Elle a expliqué à Washington que Hériveaux était à la tête d’”un groupe  d’opportunistes qui cherchent à renouer avec la base FL “, mais il a été bloqué par des courants plus radicaux champions de la lutte contre le coup d’Etat et pour le retour  d’exil d’Aristide. Sanderson a expliqué que “Hériveaux, à titre de haut fonctionnaire Lavalas élu, a convoqué la réunion pour choisir un nouveau président FL par intérim,”, mais les membres les plus radicaux de Lavalas ont perturbé la réunion et ont dénoncé Hériveaux et les parlementaires «Lavalas modérés», y compris le député Jonas Coffy, l’ancien chef du personnel d’Aristide Jean-Claude Desgranges, ainsi que les anciens sénateurs Gérard Gilles et Yvon Feuillé, “comme des espions de la CIA et des laquais de maîtres étrangers   (MINUSTAH),” la Mission des Nations Unies pour stabiliser Haïti.

Mais Hériveaux a fait de son mieux pour déguiser sa trahison. Lorsque le leader de l’organisation populaire René Civil, l’un des leaders de la mouvance radicale, a été arrêté le 25 août 2006, accusé de porter une arme sans permis, au volant d’une voiture volée, et d’appartenir à une «association de malfaiteurs,” Hériveaux a protesté contre l’arrestation, ” à la grande consternation [de l’ambassade des États-Unis] », a écrit le chef de mission adjoint Thomas Tighe dans un message du 29 août 2006.

“Hériveaux est un proche contact de l’ambassade qui a souligné dans les conversations avec des emboffs [des fonctionnaires de l’ambassade] que lui et d’autres FL modérés au parlement sont opposés à Civil et à la faction militante de FL,” c’est ce qu’a érit Tighe s’engageant à ‘‘mettre sur le tapis la défense de Civil par Hériveaux à la première occasion”.

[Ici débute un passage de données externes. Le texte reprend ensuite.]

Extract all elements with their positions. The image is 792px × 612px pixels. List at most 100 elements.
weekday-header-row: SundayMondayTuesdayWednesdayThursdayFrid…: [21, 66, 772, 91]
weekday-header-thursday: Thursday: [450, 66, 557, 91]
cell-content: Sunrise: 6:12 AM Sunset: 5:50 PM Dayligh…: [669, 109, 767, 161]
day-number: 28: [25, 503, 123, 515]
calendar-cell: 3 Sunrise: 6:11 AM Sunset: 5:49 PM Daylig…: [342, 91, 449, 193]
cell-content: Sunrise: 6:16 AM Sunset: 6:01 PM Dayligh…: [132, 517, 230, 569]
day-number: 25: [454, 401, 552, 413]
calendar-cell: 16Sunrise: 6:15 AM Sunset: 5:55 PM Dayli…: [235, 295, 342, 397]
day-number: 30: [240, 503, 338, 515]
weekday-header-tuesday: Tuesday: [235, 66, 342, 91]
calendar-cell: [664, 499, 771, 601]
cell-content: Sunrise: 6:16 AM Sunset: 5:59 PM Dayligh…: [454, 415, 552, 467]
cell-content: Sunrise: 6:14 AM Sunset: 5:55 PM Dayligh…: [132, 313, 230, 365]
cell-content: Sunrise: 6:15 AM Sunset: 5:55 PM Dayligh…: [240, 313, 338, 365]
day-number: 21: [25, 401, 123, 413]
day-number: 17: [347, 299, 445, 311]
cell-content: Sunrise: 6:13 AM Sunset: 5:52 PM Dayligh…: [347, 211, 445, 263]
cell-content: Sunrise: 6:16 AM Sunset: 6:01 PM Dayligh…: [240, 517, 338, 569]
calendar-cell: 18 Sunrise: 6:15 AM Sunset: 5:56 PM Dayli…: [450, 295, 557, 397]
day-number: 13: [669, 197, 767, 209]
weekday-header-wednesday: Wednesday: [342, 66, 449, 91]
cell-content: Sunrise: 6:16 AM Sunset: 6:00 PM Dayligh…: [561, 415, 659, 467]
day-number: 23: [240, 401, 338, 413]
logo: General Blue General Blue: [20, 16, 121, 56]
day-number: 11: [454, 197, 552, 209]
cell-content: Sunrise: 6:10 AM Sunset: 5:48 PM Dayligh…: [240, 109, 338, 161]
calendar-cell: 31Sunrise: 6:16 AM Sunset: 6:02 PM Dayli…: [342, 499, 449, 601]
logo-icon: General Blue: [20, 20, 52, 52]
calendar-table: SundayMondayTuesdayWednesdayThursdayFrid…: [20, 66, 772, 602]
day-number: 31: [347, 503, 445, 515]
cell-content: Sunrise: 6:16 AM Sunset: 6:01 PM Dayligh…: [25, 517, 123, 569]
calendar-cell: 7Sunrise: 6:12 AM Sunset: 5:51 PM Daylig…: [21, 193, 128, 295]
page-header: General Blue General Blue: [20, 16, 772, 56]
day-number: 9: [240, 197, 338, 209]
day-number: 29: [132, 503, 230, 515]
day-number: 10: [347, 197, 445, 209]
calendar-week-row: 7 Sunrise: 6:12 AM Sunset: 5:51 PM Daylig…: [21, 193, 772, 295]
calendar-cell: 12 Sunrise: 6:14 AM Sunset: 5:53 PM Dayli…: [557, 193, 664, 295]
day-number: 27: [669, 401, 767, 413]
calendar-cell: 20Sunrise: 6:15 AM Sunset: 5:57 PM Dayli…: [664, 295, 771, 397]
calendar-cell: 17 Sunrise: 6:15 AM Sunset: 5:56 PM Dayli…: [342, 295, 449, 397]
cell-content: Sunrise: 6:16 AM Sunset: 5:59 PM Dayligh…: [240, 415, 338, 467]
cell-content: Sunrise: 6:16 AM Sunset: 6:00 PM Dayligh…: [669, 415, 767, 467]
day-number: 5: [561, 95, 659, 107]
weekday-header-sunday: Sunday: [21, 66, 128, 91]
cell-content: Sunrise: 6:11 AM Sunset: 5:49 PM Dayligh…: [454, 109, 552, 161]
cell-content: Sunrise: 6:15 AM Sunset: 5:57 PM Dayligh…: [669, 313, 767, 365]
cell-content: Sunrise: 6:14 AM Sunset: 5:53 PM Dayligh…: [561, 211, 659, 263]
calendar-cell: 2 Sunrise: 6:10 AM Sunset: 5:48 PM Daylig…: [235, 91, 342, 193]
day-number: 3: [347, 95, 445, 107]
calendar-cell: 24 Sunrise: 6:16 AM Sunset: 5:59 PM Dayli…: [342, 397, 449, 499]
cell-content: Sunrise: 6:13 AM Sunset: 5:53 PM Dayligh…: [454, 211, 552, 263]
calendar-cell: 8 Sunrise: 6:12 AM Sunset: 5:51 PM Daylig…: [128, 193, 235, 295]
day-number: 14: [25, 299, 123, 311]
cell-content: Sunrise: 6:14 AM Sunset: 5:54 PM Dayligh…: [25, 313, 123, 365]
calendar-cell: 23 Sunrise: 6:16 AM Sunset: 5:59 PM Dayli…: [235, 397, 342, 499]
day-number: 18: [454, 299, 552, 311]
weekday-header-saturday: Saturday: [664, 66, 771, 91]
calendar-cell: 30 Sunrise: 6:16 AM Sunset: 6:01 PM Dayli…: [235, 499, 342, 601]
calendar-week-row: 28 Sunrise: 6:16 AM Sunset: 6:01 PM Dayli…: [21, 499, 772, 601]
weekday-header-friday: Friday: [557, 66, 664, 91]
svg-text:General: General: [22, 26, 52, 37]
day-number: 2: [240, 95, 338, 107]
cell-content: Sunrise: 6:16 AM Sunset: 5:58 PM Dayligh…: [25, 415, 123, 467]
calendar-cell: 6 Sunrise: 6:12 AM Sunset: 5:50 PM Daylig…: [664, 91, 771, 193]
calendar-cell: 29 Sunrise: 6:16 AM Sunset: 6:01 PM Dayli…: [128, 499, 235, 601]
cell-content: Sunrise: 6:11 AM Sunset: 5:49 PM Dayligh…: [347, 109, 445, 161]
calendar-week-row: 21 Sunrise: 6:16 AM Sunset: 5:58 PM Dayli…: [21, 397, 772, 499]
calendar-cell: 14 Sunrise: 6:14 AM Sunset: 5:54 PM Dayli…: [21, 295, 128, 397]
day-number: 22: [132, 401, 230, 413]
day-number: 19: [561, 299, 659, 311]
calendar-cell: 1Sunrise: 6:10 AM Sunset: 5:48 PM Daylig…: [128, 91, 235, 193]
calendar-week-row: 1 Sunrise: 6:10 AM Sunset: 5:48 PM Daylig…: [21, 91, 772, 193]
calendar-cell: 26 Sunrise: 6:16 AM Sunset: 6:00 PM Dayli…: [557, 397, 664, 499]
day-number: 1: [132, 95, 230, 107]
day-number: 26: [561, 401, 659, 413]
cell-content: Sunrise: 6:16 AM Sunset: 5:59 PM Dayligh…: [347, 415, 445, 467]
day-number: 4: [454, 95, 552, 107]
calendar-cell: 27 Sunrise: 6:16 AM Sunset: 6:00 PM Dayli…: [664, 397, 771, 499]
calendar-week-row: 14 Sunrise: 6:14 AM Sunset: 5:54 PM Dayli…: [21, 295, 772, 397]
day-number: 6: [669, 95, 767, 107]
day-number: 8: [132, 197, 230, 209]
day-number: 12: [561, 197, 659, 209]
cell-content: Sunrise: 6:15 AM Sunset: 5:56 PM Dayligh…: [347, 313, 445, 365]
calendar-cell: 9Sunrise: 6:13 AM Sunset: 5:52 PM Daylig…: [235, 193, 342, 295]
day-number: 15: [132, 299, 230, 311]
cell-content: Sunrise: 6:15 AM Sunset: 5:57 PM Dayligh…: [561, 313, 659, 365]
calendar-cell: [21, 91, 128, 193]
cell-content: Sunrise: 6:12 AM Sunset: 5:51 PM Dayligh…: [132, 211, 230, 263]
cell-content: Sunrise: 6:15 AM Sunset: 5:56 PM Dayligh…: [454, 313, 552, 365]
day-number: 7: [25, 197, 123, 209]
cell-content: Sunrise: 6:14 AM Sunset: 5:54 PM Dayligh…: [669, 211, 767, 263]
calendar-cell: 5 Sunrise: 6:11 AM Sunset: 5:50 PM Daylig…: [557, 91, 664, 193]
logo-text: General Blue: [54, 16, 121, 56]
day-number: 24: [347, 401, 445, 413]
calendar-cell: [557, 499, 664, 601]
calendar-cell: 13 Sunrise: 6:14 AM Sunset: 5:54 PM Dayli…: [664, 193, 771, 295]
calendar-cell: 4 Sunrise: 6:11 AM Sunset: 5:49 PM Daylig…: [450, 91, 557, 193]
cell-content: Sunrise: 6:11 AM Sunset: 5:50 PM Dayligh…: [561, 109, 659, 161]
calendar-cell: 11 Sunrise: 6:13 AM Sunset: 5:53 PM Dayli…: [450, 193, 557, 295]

Hériveaux n’ayant jamais fait trop de progrès dans sa tentative de prendre le contrôle du parti, a expliqué au conseiller politique de l’ambassade américaine le sénateur Simon Dieuseul Desras, actuellement président du Sénat, lors d’une réunion en date du 6 décembre 2006. Desras a dit à l’ambassade qu’il y avait une «bataille de leadership» entre Hériveaux et le Comité Exécutif de FL d’Aristide”, qui à cette époque était composé de la chanteuse / activiste Annette Auguste (Sò An), de  l’ancien conseiller d’Aristide le Dr Maryse Narcisse, de l’ancien délégué Jacques Mathelier, de l’ancien député Lionel Etienne, et du Dr Serge Louis.

Desras a expliqué à l’ambassade que ‘‘le Comité Exécutif et une bonne majorité du parti sont fâchés contre le sénateur Hériveaux à cause de sa prétention arbitraire à se faire passer comme le chef du parti suite au départ d’Aristide’’, selon le câble de Tighe à Washington, le 20 décembre 2007.

Desras a expliqué à l’ambassade que ‘‘Fanmi Lavalas a endossé le sénateur  Hériveaux  après que le sénateur les a approchés en 2000 et eut fini en deuxième place lors du premier tour’’ des élections à la députation, “croyant correctement que les chances de Hériveaux étaient meilleures que celles du candidat Lavalas, et estimant également que Hériveaux exécuterait les ordres de Lavalas, Lavalas lui a donné son soutien et a retiré son propre candidat. Hériveaux a remporté le second tour, et par la suite Lavalas l’a endossé comme président de la Chambre des députés, “a écrit Tighe.

C’est cet épisode de la petite histoire qui a permis au  sénateur Desras de raconter à l’Ambassade que “l’histoire du sénateur Hériveaux montre qu’il n’est pas un véritable Lavalassien et n’a jamais été reconnu comme tel.”